On April 9th, the Center for Medicaid and Medicare Services released Provider Utilization and Payment Data. Releasing this dataset is a big step towards more transparency in government spending. This strategic move enables CMS to outsource the task of analyzing this dataset to tens of thousands of people and benefit from their mass intelligence at a very low price.
Basic analysis of data on payments to individual physicians for outpatient services provides some interesting insights:
1- 8.7 billion dollars were spent on Internal Medicine, which accounts for 13.6 percent of the total Medicare payments to individual doctors.
Total Medicare Payments to Individual Physicians for Outpatient Services
2- The top three highest paid specialties are Hematology/Oncology, Radiation Oncology and Ophthalmology. An average hematologist was paid over 366 thousand dollars. Radiation oncologists and ophthalmologists were paid on average 363 and 327 thousand dollars respectively.
Medicare Payments to Individual Physicians for Outpatient Services
3- As shown in the chart below, there is a considerable difference between the total payment amounts received by physicians within each specialty. While the median payment amount to cardiologists is 167,228 dollars, a Florida based cardiologist has billed Medicare for over 18 million dollars. Similarly, while the median payment to ophthalmologists is only 179,036 dollars per year, an ophthalmologist in Florida received over 20 million dollars from Medicare in 2012.
Medicare Payments Received by Specialty
This variation also exists in the average amount of dollars spent per each Medicare enrollee in different states. Washington D.C., spends an average of 2,073 dollars for each Medicare enrollee, in Puerto Rico, this amount is only 144 dollars. In New Jersey, 2,041 dollars was spent per enrollee in 2012, while for enrollees in Idaho, only 619 dollars was spent.
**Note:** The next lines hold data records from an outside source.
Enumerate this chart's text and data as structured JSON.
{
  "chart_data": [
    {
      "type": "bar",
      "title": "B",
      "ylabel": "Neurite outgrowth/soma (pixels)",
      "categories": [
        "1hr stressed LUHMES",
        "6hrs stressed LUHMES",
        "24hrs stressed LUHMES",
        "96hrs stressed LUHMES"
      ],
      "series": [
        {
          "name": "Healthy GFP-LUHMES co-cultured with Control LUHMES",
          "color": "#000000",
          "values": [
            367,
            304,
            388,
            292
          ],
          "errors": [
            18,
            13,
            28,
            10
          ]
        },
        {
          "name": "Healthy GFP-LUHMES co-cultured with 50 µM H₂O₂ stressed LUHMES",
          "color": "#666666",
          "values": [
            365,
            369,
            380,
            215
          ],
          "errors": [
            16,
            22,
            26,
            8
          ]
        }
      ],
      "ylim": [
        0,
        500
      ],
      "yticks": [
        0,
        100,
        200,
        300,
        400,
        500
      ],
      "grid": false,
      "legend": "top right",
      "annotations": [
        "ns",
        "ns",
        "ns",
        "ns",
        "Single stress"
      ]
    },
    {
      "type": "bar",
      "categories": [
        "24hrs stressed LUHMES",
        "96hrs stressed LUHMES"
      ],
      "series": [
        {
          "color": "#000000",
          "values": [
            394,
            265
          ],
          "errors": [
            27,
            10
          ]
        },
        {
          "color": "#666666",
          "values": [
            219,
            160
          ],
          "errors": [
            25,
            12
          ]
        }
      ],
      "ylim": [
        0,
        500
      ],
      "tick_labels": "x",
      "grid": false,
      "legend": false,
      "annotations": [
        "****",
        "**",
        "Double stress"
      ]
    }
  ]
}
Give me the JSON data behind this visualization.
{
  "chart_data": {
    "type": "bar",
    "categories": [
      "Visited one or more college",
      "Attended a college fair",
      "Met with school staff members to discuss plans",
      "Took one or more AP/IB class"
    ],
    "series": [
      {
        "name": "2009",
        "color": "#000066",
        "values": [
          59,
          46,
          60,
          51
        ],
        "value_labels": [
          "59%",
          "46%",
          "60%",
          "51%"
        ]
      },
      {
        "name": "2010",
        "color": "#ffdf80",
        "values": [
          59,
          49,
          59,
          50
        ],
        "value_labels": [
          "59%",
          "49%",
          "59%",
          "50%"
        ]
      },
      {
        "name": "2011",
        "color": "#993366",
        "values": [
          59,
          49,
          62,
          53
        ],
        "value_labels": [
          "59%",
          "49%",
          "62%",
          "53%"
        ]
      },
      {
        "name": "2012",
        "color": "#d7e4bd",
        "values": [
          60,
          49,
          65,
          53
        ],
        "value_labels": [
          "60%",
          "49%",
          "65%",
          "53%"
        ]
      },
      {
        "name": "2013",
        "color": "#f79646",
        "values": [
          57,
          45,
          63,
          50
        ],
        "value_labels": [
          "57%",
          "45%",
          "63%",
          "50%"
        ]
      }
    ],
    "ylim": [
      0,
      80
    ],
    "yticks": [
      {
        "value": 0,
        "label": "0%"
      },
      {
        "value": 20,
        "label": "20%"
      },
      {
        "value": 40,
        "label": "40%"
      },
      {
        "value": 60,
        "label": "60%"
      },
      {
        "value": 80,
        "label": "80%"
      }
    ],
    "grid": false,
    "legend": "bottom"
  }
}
Medicare Spending per Enrollee by State
These payments have been made based on a fee-for-service model. That is, regardless of the quality of the care, Medicare has paid the physicians for the services that they have provided to their patients. Although the detailed quality ratings for individual physicians are still not available through CMS, some aggregated measures such as deaths and length of stay in hospital are available through the Agency for Healthcare Research and Quality (AHRQ). A glimpse of these ratings shows that there is not a strong correlation between per capita Medicare spending and healthcare quality outcomes. For example, despite spending 2,041 dollars per Medicare enrollee in New Jersey, the median length of hospitalization is 4 days and the ratio of deaths in hospitals is 3.57 percent. On the other hand, in Oregon, per capita Medicare spending is only 627 dollars yet the median hospitalization length is 3 days and death rate is 3.3 percent.
These observations warrant a rigorous and more detailed study on the causal relationship between Medicare payments and healthcare quality outcomes. Analysis of this data would also help us to realize the potential improvements that pay for performance models would provide. In these models the providers get rewarded for meeting pre-established targets for delivery of healthcare services. This data would be a great basis for setting up optimum quality targets and payment capitations to maximize return on healthcare investments by incentivizing physicians to provide better care at a lower cost.
These numbers represent the Medicare payments to individual doctors for outpatient services and do not include the payments to healthcare organizations or payments for in-patient services.